The management community knows on some deep level that humanity is important to enterprise success. In hiring, a recent study of over 1,000 CEOs indicates that above all they seek candidates who are “collaborative, communicative, creative, and flexible.” (Contrast this with the Knowledge Economy’s premium on sheer intellect.) A recent study entitled “Only Human: The Emotional Logic of Business Decisions” finds a majority of executives insisting that “human insights must precede hard analytics.” Elite business schools now offer ”soft skills” courses, ranging from the art of giving feedback to the practice of meditation. Companies are trying to outcompete by branding themselves as “human” (Chevron is the “human energy” company and Cisco is the “human network”)—so much so that Ad Age has proclaimed “human” the newest marketing buzzword.
It is probably also becoming clear that the shift to a human economy has big implications for how managers approach their work. In his book The Effective Executive , Peter Drucker advised business leaders to focus not only on the ends of their work but also the means—what I would call the “how” of their quest for success. He wrote:
Direct results always come first. In the care and feeding of an organization they play the role calories play in the nutrition of the human body. But any organization also needs a commitment to values and their constant reaffirmation, as a human body needs vitamins and minerals. There has to be something “this organization stands for,” or else it degenerates into disorganization, confusion, and paralysis.
Today, the values Drucker advocated are even more essential to the health of the enterprise, given the higher mobility of talent. Consider the finding by Gallup that only13% of employees worldwide are engaged in their work. We can blame the fact that managers are still using outdated leadership and organizational models – the ones designed to work in past economies. Most, as our data has shown, still treat employees as inputs to production whose variability is a problem – and as workhorses whose own ideas and impulses must be reined in.

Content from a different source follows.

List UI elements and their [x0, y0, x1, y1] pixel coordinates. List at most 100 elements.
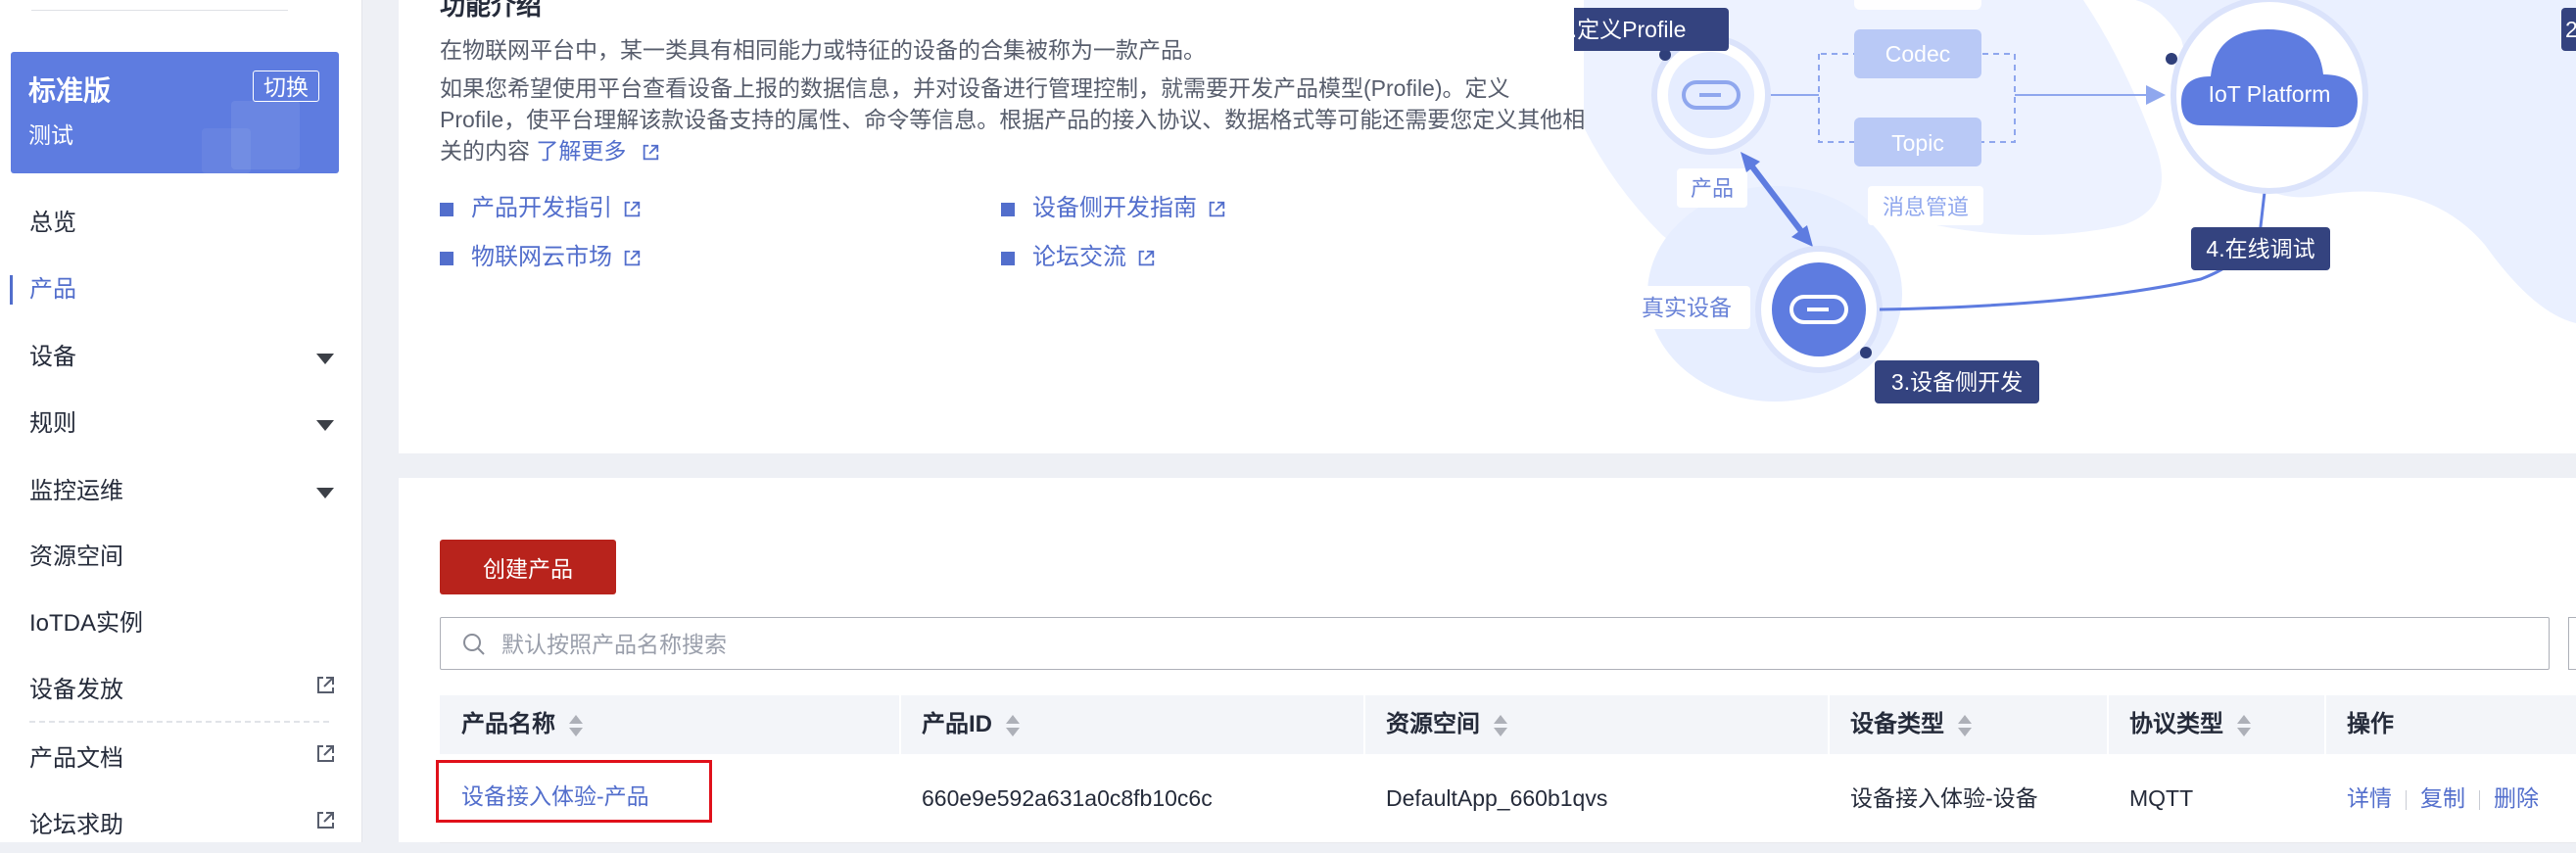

The path ahead for leaders—as Peter Drucker foresaw with such prescience—is to create human operating systems that allow humanity to be expressed. He understood that, in a human economy, it is no longer enough to follow rules. As he famously noted, “Management is doing things right; leadership is doing the right things.” We need to deeply internalize and scale into our human operating systems this profound distinction. In so doing we will inculcate a culture in which everyone is a leader doing the next right thing. Certainly, machines will continue to get better at many things that humans have traditionally done in businesses, but machines will never be the source of enduring advantage. The companies that succeed best will those that focus on the humanity of work, and capitalize on what humans can uniquely do.